Scraping Central is reader-supported. When you buy through links on our site, we may earn an affiliate commission.

6.4expert7 min read

Project C, Real-Estate Intelligence Dashboard

Aggregate property listings from 10+ public sources, normalise the messy schema, and surface market insights for one city or region.

What you’ll learn

  • Scrape and normalise listings across 10 heterogeneous sources.
  • Build a canonical address resolver that handles abbreviations, misspellings, and missing fields.
  • Track price-per-square-meter trends over time.
  • Ship a public dashboard useful to first-time buyers in your chosen region.

What you're building

A public dashboard that aggregates property listings (rentals, sales, or both) for one city or region from 10+ sources. Daily refresh, address-resolved, price-per-square-meter normalised, with trend charts and a searchable listings table.

Sources (10+, your pick, examples):
  ┌─ City open-data portal (often free CSV / API)
  ├─ National housing agency feed
  ├─ 3–5 listings sites (regional, not the big international portals)
  ├─ Local newspaper classifieds (often light-protection HTML)
  ├─ Government property-tax assessor records
  └─ A historical-data source from 6 months ago (for trend baseline)

  ↓

  ┌─ Address resolver (Nominatim / open geocoder)
  ├─ Listings DB (Postgres + PostGIS)
  ├─ Price-per-m² normaliser
  └─ Public dashboard (map + filters + trend chart)

This is the lowest-budget capstone.
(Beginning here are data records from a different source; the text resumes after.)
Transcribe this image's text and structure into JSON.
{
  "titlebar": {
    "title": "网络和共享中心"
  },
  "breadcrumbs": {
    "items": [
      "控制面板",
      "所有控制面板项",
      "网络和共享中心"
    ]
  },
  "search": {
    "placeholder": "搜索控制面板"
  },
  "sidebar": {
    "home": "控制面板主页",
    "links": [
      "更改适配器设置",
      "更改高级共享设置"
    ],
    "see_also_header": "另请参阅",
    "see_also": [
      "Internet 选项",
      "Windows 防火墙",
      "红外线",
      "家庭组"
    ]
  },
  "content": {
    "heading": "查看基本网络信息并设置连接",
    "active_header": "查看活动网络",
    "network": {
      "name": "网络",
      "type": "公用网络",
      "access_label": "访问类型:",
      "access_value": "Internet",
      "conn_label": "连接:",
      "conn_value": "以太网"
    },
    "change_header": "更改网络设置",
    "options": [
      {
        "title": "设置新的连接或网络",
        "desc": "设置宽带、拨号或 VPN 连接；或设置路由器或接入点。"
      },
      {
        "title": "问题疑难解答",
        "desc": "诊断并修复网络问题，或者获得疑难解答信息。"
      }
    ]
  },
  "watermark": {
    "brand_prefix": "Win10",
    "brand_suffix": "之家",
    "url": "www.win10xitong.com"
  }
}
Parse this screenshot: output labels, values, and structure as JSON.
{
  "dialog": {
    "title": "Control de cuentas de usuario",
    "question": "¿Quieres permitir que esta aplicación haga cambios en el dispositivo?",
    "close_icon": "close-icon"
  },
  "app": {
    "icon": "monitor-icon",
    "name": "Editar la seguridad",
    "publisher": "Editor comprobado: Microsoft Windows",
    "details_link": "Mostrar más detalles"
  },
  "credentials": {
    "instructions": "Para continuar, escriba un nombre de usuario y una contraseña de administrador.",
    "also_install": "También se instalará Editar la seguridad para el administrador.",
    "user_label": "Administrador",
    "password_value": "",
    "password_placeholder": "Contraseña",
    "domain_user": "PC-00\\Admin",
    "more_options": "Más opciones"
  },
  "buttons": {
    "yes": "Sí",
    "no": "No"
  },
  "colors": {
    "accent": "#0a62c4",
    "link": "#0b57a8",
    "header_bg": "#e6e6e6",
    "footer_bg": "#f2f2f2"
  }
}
Most real-estate data sources are free or quasi-public; the cost is mostly in your time normalising the chaos.

Required features

  • 10+ data sources. Diversity matters; not just 10 variants of the same listing portal.
  • Geocoded addresses via Nominatim or similar open geocoder.
  • Normalised price-per-area (per square meter, or per square foot, pick one for your region).
  • Trend chart, median price-per-area, weekly, last 6 months.
  • Map view, heatmap or pin-density, not just a list.
  • At least one source via Python + Scrapy and at least one via PHP + Symfony.
  • Browser automation for at least one source.
  • SERP API for at least one source, search "houses for sale in [city]" on Google Real Estate / Bing, capture the SERP, extract listings.
  • Public GitHub repo + deployed dashboard + blog post.

Stretch features

  • Affordability scoring. Combine median price with local salary data (sourced from Project B's job-board crawl, if you also did it, or from open salary surveys).
  • "What changed this week" widget, new listings, price drops, sold-status changes.
  • PostGIS spatial queries. Find listings within X km of a coordinate.
  • Image classifier. Flag listings whose photos look like stock images / fake.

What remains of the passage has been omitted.